L'aria era fredda e pungeva sulla mia pelle come mille spilli appuntiti, non dava tregua quel freddo. Ti entrava nelle ossa e ti raffreddava il sangue in corpo. L'unica cosa a cui si poteva pensare era il freddo. Nessun altro pensiero invadeva la mente se non quello ed era questo il motivo della mia permanenza fuori al gelo.
Non pensare, non provare nulla.
Niente pensieri, niente emozioni, niente dolore. Solo freddo e gelo.
Il mio corpo si stava intorpidendo piano, piano e la mente si stava allontanando, lasciando il dolore.
Il dolore dovuto al ricordo, ancora vivido nella mia mente e nel mio cuore, di lui. Il mio re.
Il caldo della mia casa, costruita da me con sacrificio e fatica, è un invito allettante ma troppo doloroso e comunque non avrebbe riscaldato abbastanza.
Chiusi gli occhi. Com'era facile immaginarlo qua con me, com'era facile pensare a quanto sarebbe stato bello sentire la sua voce pronunciare il mio nome, mentre mi urlava di entrare per il troppo freddo,ma soprattutto, com'era bello poter ancora credere e sperare in un suo ritorno.
Quando aprii gli occhi il gelo era intorno e dentro me. Una distesa di ghiaccio mi circonda ed esso donava un po' di pace e sollievo al mio cuore ferito e ancora in attesa.
1550 anni.
Quante primavere avrei dovuto vedere e quanti inverni superare da solo, ancora?
Una lacrima mi cadde, traditrice, dagli occhi, non pensavo di poter piangere ancora, eppure eccola, quella lacrima calda, che scorreva sul mio viso freddo e sofferente.
Scendeva, correva imperterrita, quella goccia d'acqua, e quando arrivò al capolinea, cadde giù sulle mie mani intrecciate. Incredibile quanto possa sembrare calda una sola lacrime, quando si ha il gelo intorno e dentro. Strinsi gli occhi e poi mi alzai, un po' intorpidito, per poi dirigermi all'interno del mio abitacolo. Il caldo mi avvolse, era un dolce tepore che mi fece star male, ma cercai di non pensare e di mantenere, trattenere il gelo che mi ero portato da fuori, dentro di me.
Una folata di vento improvvisa mi fece riscuotere.
Vento. È tutto chiuso, porte, finestre... Chiuso. Eppure il vento era nitido e freddo come mai si era sentito.
Un'altra folata, mi girai come se stessi cercando qualcuno ma niente. Niente, non vi era nessuno in giro.
'' Emrys, Emrys, Emrys'' una voce, delicata quanto spaventosa, come se fosse del vento stesso, pronunciò il mio nome velocemente. Mi voltai, spaventato, ma niente non vi è nessuno e il vento continuava a soffiare, in più direzioni, senza tregua e più soffiava più ripeteva il mio nome facendomi voltare.
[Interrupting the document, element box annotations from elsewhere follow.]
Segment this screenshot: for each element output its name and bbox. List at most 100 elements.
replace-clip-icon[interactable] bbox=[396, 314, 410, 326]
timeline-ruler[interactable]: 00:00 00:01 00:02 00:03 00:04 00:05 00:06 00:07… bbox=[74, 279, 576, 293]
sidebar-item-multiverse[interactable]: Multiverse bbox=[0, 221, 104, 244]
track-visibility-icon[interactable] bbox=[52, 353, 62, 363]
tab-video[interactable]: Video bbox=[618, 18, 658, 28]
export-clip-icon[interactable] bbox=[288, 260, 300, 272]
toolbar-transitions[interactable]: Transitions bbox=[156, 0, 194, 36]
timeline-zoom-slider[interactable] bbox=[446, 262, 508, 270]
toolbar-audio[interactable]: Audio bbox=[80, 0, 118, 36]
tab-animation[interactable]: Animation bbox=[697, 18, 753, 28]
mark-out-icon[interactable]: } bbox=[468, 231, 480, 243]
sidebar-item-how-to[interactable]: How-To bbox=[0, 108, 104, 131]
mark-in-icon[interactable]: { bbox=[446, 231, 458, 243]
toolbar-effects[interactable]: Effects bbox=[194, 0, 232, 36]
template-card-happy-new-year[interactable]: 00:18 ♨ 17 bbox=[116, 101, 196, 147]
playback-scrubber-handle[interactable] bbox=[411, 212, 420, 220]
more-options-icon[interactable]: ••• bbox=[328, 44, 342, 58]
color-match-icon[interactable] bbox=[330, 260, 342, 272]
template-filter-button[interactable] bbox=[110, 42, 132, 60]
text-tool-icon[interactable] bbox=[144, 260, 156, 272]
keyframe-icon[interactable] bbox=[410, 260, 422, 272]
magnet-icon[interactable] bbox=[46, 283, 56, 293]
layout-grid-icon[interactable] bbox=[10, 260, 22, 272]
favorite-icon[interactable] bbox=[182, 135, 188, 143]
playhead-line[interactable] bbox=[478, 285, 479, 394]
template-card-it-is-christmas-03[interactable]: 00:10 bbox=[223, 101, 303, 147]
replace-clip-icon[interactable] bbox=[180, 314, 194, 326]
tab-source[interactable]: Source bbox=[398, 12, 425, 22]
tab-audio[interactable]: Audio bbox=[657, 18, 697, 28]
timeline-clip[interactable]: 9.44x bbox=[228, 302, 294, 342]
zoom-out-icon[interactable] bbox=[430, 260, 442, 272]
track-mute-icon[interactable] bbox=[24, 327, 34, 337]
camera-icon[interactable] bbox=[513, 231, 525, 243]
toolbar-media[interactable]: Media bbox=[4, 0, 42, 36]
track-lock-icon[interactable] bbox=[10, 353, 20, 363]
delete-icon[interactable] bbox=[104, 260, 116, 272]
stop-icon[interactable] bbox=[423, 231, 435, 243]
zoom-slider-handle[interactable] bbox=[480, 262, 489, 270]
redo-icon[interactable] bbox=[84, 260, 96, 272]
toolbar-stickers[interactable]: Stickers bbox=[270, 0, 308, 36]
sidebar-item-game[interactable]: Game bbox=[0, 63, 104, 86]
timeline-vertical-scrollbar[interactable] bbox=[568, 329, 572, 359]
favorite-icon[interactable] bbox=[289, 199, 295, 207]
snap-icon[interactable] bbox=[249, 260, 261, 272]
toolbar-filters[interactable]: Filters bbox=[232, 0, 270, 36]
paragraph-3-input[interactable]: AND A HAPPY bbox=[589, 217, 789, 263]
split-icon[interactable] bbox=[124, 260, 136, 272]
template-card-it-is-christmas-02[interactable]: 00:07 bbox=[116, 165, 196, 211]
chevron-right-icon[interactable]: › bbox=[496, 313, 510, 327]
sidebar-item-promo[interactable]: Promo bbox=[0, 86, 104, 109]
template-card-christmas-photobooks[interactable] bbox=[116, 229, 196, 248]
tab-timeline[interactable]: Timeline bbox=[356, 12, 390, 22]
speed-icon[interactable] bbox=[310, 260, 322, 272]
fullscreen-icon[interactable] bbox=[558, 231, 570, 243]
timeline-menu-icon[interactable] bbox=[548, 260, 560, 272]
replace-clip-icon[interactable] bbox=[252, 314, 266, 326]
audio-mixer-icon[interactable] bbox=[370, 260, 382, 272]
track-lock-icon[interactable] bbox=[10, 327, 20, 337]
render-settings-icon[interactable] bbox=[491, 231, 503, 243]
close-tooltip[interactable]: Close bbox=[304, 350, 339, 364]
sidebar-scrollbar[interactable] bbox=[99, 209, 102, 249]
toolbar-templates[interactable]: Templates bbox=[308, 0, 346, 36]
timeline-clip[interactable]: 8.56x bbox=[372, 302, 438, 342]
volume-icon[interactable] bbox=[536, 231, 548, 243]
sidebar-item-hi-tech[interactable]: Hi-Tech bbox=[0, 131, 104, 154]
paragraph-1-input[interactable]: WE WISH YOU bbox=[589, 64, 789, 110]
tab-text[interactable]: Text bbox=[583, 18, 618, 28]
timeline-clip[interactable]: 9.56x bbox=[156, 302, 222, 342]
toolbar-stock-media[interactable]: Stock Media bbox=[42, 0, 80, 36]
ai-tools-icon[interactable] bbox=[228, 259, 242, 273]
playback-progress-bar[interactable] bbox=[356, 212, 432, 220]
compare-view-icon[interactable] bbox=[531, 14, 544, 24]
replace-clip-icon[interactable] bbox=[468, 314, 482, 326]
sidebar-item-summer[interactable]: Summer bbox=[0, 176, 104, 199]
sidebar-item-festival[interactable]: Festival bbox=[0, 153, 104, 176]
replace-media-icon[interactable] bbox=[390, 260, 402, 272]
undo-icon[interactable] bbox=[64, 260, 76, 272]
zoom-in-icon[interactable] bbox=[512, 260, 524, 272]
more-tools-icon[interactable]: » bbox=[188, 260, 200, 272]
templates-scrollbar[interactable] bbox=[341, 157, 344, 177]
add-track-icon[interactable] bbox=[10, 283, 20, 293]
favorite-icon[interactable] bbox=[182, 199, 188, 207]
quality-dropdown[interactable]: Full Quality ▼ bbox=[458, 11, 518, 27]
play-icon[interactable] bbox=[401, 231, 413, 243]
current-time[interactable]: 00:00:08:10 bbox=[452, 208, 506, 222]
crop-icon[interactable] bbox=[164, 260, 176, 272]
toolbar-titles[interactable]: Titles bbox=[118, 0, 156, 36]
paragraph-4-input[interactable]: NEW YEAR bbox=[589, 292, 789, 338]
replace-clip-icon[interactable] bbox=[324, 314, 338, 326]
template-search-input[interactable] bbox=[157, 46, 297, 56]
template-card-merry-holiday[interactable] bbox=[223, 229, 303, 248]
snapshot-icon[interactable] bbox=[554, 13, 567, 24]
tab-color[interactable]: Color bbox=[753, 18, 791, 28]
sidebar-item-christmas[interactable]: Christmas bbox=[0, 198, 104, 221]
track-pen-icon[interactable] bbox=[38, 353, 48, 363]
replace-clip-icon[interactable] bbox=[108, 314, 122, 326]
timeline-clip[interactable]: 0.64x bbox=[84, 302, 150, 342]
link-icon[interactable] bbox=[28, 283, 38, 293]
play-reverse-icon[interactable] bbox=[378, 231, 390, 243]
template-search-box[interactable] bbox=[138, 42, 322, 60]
'' chi sei? '' urlai continuando a voltarmi alla ricerca di un corpo che potesse mostrami a chi apparteneva la voce, ma niente. Il vento soffiava più forte, muovendo l'interno della casa e facendo ribaltare i soprammobili e qualsiasi oggetto non fisso.
'' EMRYS'' un urlo, il vento che mi trapassò, facendomi cadere a terra come morto e poi tutto tacque nel caos che era appena diventata la mia casa e la mia testa, il resto del mondo tacque spettatore del mio corpo inerme steso a terra.Un piccolo raggio di luce, che filtrò dalla finestra, mi trafisse il volto costringendomi ad aprire gli occhi, svegliandomi. Mi portai una mano alla testa, un dolore forte e martellante, e cercai di tirarmi su, a fatica. Mi guardai attorno, la casa era un disastro e ancora non capivo cosa fosse successo esattamente. Le tende della finestra erano ridotte a stracci e filtravano la luce del sole rendendo visibile la polvere che fluttuava nell'aria. L'intera casa era a soqquadro, raccolsi una lampada da terra e la posai sul tavolino, ancora integro, accanto al divano e fu in quell'istante che avvenne.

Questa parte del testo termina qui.